More than likely, you'll try to figure out why things happen. That's human nature — we like to be in on the plan. And if you can see some good coming out of a bad situation, then it's not so hard to be thankful. For example, it makes it a little easier to go to a funeral for someone you loved if you know that lost people will also be there, and they're going to hear the Gospel from the preacher.

But many times, we just can't see anything good in a situation. Some things happen that are just plain bad, just plain wrong, just plain evil. In those cases, we can be thankful, purely by faith. We can say "thank you" to God for this situation as an expression of our trust in Him. We can't see how God is getting any glory out of it, but we express gratitude anyway. That is a very hard thing. It's an unnatural thing. It's also something that pleases God greatly. Jesus loved it when people showed great faith while He was on earth, and He loves to see it now. But it was a rare thing then, and it's a rare thing now.

The world will never understand this. They'll mock you to bits if they find out about it. If you're struggling a little, this kind of thanksgiving may be one of those examples Jesus warned us about in the Sermon on the Mount:

Matt 7:6 "Do not give what is holy to dogs, and do not throw your pearls before swine, or they will trample them under their feet, and turn and tear you to pieces.

But, on the other hand, if you can defend your faith and your thanksgiving under fire, that's a testimony that may just shake someone's worldly world-view, and they'll consider if maybe all this Jesus stuff is for real. The world can't understand it, but they can't duplicate it, either. Real faith cannot be ignored. They can make fun of you, or they can get closer to Christ because of you, but they can't ignore you. This kind of thanksgiving is a sign of the highest faith, the substance of things hoped for and the evidence of things not seen (Hebrews 11:1). I believe it's something that we all ought to be striving for in our Christian lives. We may not get there often, and we may not stay there long, but if your goal is to get a "Well done, good and faithful servant" when you get home, and thus bring glory to Jesus, this is one of the best ways to make it happen.

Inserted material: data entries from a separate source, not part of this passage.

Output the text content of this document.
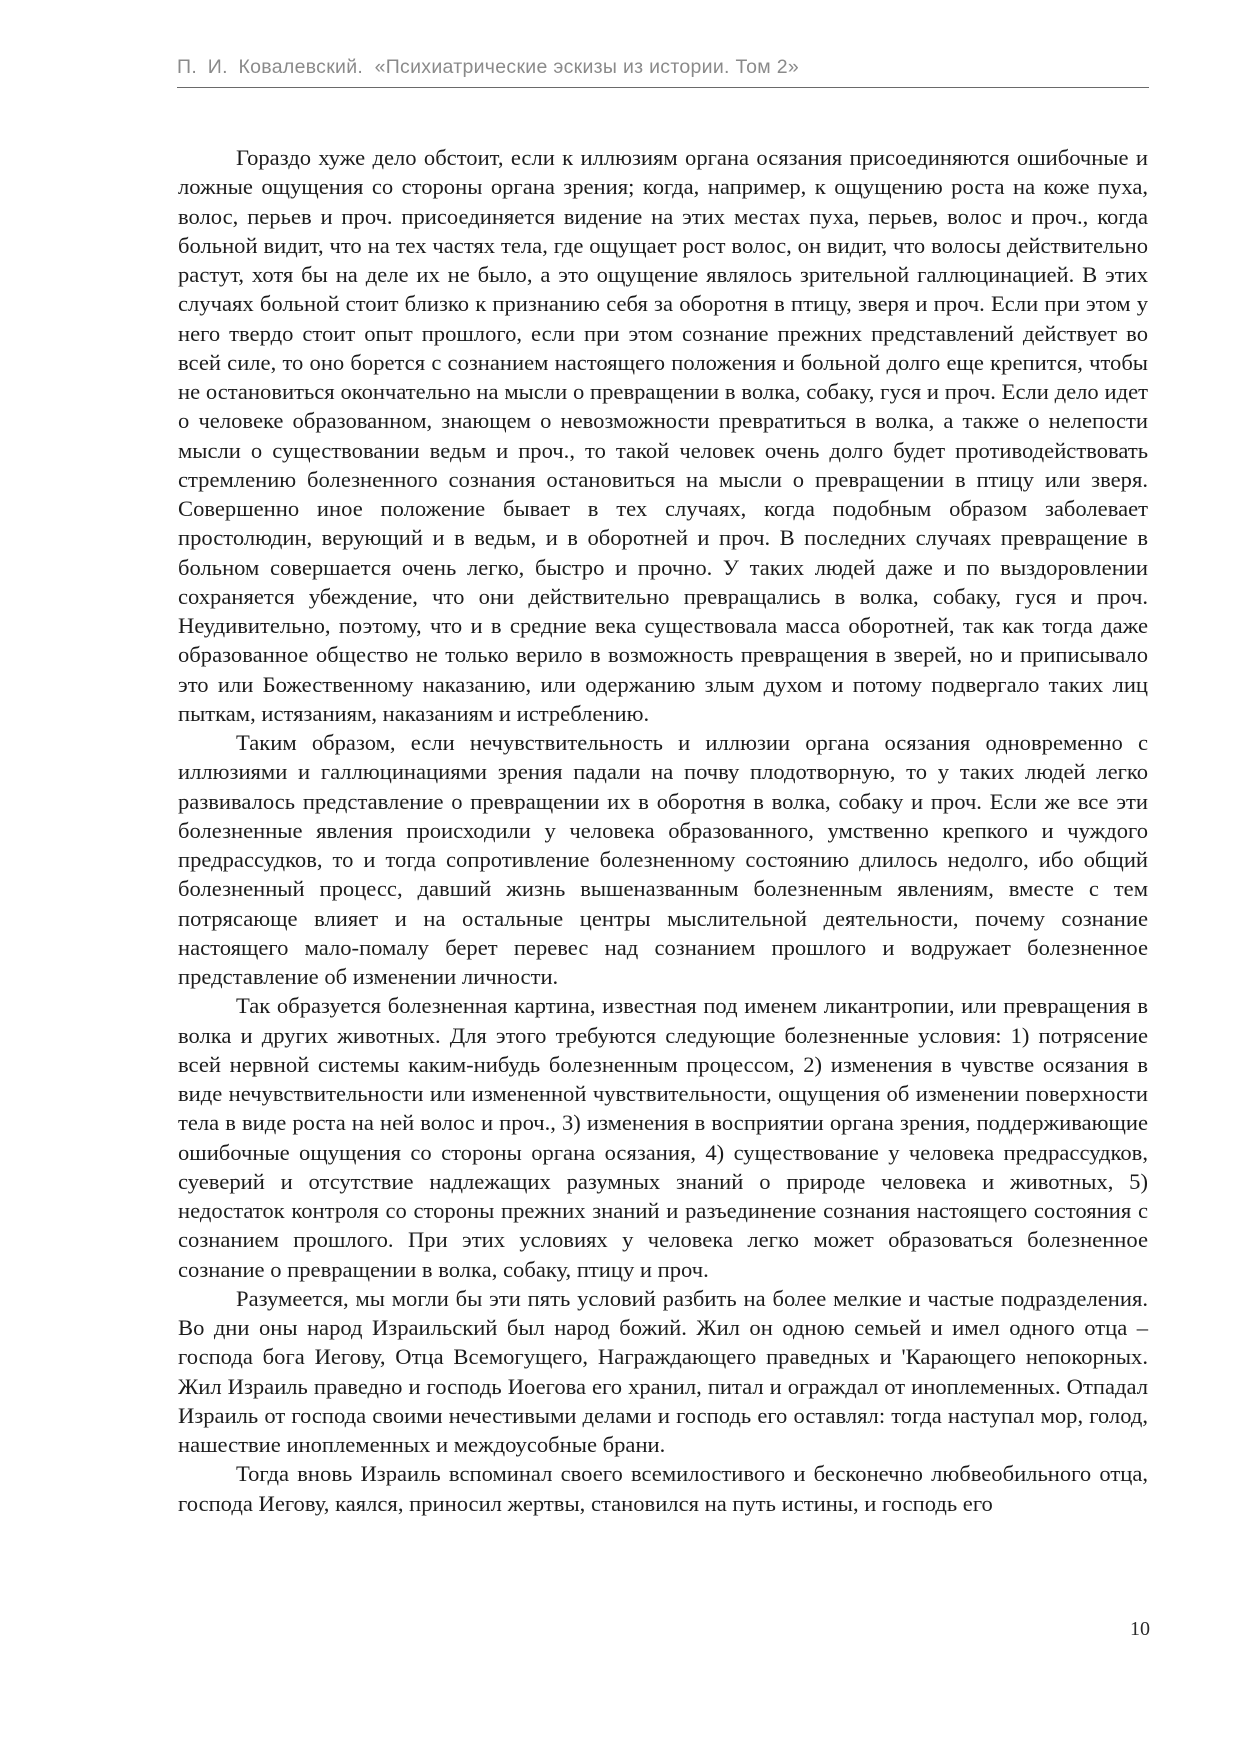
П. И. Ковалевский. «Психиатрические эскизы из истории. Том 2»

Гораздо хуже дело обстоит, если к иллюзиям органа осязания присоединяются ошибочные и ложные ощущения со стороны органа зрения; когда, например, к ощущению роста на коже пуха, волос, перьев и проч. присоединяется видение на этих местах пуха, перьев, волос и проч., когда больной видит, что на тех частях тела, где ощущает рост волос, он видит, что волосы действительно растут, хотя бы на деле их не было, а это ощущение являлось зрительной галлюцинацией. В этих случаях больной стоит близко к признанию себя за оборотня в птицу, зверя и проч. Если при этом у него твердо стоит опыт прошлого, если при этом сознание прежних представлений действует во всей силе, то оно борется с сознанием настоящего положения и больной долго еще крепится, чтобы не остановиться окончательно на мысли о превращении в волка, собаку, гуся и проч. Если дело идет о человеке образованном, знающем о невозможности превратиться в волка, а также о нелепости мысли о существовании ведьм и проч., то такой человек очень долго будет противодействовать стремлению болезненного сознания остановиться на мысли о превращении в птицу или зверя. Совершенно иное положение бывает в тех случаях, когда подобным образом заболевает простолюдин, верующий и в ведьм, и в оборотней и проч. В последних случаях превращение в больном совершается очень легко, быстро и прочно. У таких людей даже и по выздоровлении сохраняется убеждение, что они действительно превращались в волка, собаку, гуся и проч. Неудивительно, поэтому, что и в средние века существовала масса оборотней, так как тогда даже образованное общество не только верило в возможность превращения в зверей, но и приписывало это или Божественному наказанию, или одержанию злым духом и потому подвергало таких лиц пыткам, истязаниям, наказаниям и истреблению.

Таким образом, если нечувствительность и иллюзии органа осязания одновременно с иллюзиями и галлюцинациями зрения падали на почву плодотворную, то у таких людей легко развивалось представление о превращении их в оборотня в волка, собаку и проч. Если же все эти болезненные явления происходили у человека образованного, умственно крепкого и чуждого предрассудков, то и тогда сопротивление болезненному состоянию длилось недолго, ибо общий болезненный процесс, давший жизнь вышеназванным болезненным явлениям, вместе с тем потрясающе влияет и на остальные центры мыслительной деятельности, почему сознание настоящего мало-помалу берет перевес над сознанием прошлого и водружает болезненное представление об изменении личности.

Так образуется болезненная картина, известная под именем ликантропии, или превращения в волка и других животных. Для этого требуются следующие болезненные условия: 1) потрясение всей нервной системы каким-нибудь болезненным процессом, 2) изменения в чувстве осязания в виде нечувствительности или измененной чувствительности, ощущения об изменении поверхности тела в виде роста на ней волос и проч., 3) изменения в восприятии органа зрения, поддерживающие ошибочные ощущения со стороны органа осязания, 4) существование у человека предрассудков, суеверий и отсутствие надлежащих разумных знаний о природе человека и животных, 5) недостаток контроля со стороны прежних знаний и разъединение сознания настоящего состояния с сознанием прошлого. При этих условиях у человека легко может образоваться болезненное сознание о превращении в волка, собаку, птицу и проч.

Разумеется, мы могли бы эти пять условий разбить на более мелкие и частые подразделения. Во дни оны народ Израильский был народ божий. Жил он одною семьей и имел одного отца – господа бога Иегову, Отца Всемогущего, Награждающего праведных и 'Карающего непокорных. Жил Израиль праведно и господь Иоегова его хранил, питал и ограждал от иноплеменных. Отпадал Израиль от господа своими нечестивыми делами и господь его оставлял: тогда наступал мор, голод, нашествие иноплеменных и междоусобные брани.

Тогда вновь Израиль вспоминал своего всемилостивого и бесконечно любвеобильного отца, господа Иегову, каялся, приносил жертвы, становился на путь истины, и господь его

10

So there we have it. We've gone from Turkey Day to the highest, purest faith, and being thankful is how we got there. Being thankful is a good way to get anywhere in this life. And in the next life, you'll have had plenty of practice so you can join right in with the saints and the angels in Revelation 7:12,

Rev 7:12 saying, "Amen, blessing and glory and wisdom and thanksgiving and honor and power and might, be to our God forever and ever. Amen."

I'm going to close in prayer in a moment. Then I'm going to take a few moments of silence, and I'd like to ask each of you to take those moments and think of something in your life that you've never been thankful for. See if you can honestly thank God for it. If you can't, then just thank Him for something, in spite of what's happening in your life. No excuses, no delays. Just be thankful.